At this writing my oldest daughter, Miriam Claudine, and her husband Victor C.
Chamberlin, with their two children, are in missionary work on the island of Haiti, but with a call
to go to New Guinea as soon as the way is clear. My second oldest daughter, Lenita May, is now
in Bible School -- The Great Commission Schools -- Anderson, Indiana preparing for future
missionary work. Charles Milton, my oldest son, in under appointment to return as a missionary to
Haiti in the near future if he is deferred from Selective Service. Joanna Ruth, my youngest
daughter, is in her Senior year of high school, and expects to prepare herself for the work of
Missions. The two younger children, still in the grades, resent the oversight in not referring to them
as missionaries. Their only plans are to spend their days somewhere in the "regions beyond," and
this is natural, for they were born and raised across the sea.
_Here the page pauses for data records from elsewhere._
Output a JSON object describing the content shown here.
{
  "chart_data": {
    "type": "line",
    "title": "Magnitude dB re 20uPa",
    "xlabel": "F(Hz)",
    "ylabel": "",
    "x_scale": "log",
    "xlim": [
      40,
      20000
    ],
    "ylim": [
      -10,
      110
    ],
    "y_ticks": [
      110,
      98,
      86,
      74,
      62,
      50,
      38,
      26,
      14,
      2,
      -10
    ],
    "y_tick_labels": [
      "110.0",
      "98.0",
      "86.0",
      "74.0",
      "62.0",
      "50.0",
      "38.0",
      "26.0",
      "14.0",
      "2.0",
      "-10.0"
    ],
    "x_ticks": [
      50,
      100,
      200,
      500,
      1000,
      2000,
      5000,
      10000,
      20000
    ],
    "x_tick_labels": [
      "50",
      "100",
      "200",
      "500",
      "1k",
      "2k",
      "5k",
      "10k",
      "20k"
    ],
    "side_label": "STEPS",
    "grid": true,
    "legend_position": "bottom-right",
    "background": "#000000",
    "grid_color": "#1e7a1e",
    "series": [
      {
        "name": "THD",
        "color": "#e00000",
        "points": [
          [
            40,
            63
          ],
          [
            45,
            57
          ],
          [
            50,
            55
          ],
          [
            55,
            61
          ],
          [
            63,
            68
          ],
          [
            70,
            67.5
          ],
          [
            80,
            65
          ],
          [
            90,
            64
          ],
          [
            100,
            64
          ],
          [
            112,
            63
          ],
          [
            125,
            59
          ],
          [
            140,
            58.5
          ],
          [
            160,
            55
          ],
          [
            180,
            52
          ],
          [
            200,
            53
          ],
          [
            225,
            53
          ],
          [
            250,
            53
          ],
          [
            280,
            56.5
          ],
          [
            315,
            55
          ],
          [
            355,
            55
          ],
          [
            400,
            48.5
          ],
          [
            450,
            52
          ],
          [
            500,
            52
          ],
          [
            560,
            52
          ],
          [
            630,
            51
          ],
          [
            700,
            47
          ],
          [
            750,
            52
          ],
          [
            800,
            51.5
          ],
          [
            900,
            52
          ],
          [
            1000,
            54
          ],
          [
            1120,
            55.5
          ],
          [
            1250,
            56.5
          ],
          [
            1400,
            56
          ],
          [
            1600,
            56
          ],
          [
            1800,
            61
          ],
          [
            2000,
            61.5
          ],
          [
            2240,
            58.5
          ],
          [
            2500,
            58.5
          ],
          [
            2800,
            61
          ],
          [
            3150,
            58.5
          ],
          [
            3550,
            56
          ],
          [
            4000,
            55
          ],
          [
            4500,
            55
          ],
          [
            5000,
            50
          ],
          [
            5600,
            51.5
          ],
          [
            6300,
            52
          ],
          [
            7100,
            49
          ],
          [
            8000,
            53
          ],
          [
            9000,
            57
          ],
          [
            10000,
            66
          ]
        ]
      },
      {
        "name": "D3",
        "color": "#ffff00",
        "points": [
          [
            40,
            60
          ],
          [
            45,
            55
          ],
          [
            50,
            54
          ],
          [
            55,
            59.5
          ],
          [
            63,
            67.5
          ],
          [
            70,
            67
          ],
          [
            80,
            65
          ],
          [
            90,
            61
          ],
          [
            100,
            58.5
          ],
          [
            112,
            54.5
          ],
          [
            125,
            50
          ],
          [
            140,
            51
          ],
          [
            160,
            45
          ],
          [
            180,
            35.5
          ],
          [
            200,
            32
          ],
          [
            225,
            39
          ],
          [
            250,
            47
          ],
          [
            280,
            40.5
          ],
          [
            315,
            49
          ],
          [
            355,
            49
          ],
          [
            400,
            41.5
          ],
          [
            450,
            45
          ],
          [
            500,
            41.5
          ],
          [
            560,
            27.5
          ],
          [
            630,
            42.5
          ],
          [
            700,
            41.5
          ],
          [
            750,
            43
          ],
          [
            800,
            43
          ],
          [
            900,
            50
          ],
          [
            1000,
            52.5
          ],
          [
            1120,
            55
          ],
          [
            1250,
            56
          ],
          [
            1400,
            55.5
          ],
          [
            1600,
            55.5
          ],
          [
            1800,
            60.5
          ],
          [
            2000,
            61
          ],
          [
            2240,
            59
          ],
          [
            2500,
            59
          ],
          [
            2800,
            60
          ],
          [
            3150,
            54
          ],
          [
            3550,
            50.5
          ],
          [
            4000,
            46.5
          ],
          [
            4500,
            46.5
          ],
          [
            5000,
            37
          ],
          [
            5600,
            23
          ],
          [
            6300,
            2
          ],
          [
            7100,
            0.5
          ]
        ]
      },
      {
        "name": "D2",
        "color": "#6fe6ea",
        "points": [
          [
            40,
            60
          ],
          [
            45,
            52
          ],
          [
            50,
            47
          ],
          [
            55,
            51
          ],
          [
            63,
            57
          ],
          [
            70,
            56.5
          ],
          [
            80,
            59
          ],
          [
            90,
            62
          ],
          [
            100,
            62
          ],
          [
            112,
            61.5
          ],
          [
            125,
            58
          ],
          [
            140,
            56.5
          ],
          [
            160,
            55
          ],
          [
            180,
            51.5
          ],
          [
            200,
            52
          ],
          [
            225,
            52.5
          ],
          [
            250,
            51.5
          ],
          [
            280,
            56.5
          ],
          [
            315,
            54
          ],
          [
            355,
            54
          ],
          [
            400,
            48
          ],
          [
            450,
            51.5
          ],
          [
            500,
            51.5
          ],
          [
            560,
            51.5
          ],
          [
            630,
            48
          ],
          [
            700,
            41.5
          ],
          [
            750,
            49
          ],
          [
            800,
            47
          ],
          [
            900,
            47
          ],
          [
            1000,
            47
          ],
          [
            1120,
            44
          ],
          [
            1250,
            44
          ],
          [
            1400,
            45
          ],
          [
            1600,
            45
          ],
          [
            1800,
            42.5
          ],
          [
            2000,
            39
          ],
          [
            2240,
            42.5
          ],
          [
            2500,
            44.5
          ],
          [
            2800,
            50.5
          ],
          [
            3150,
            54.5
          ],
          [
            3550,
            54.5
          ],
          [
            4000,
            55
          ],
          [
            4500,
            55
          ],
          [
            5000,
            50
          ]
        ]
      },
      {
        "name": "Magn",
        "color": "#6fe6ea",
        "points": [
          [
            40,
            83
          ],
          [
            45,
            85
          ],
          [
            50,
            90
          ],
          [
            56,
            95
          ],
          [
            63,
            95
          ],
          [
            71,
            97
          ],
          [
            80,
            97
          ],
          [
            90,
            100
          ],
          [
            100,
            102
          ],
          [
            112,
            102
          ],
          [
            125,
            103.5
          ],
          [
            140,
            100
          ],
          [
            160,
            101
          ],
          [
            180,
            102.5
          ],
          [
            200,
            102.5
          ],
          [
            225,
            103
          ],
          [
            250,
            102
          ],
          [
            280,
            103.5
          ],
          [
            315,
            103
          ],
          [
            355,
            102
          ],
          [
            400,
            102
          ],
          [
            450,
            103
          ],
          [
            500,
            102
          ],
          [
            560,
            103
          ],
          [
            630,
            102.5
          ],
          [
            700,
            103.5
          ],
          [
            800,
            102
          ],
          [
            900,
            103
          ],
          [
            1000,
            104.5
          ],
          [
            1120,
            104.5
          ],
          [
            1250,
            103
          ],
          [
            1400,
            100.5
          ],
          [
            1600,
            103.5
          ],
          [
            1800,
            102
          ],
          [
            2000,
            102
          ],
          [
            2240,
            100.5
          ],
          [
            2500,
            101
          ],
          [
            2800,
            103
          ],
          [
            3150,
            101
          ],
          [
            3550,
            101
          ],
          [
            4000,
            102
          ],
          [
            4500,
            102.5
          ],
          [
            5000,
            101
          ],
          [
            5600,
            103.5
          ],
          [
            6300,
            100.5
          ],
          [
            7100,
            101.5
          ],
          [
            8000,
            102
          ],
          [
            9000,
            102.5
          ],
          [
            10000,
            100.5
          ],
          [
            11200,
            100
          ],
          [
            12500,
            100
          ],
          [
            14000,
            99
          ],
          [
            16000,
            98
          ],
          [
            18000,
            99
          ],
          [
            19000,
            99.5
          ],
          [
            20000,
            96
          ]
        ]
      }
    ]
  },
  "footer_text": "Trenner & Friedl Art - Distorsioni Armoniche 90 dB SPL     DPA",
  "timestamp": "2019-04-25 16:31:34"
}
My unknowing critics have said, "Bustin is feathering his nest." These might think and
speak differently if they had "nested" through the years where we have, and had endured some of
the privations common to life in other lands. My children have for the most part of their lives been
denied many of the common comforts and petty pleasantries, but they are none the worse for such.
Until this hour we have no certain abiding place -- no place which we can truly call home. We
have not spared ourselves, nor saved for ourselves. We own no earthly property, and may never
do so, but don't feel sorry for us, nor think us poor, for we have treasures safely out of sight. We
have "brown gold," "jewels in ebony," and "diamonds from the rough" gloriously refined,
gorgeously polished, and graciously mined already transferred and deposited in the Treasure City
of the universe.
By the grace of God our family expects to own a home- "home sweet home in that
continuing city" where death and distance shall never again become separating factors in our lives.
Yes, maybe my critics are correct, "Bustin is feathering his nest," but he is feathering it higher up
than they think -- far away from the malarial mire of this material war-worn world: away up where
the wild winds of time shall never disturb "our nest." Come, my friends, and do likewise.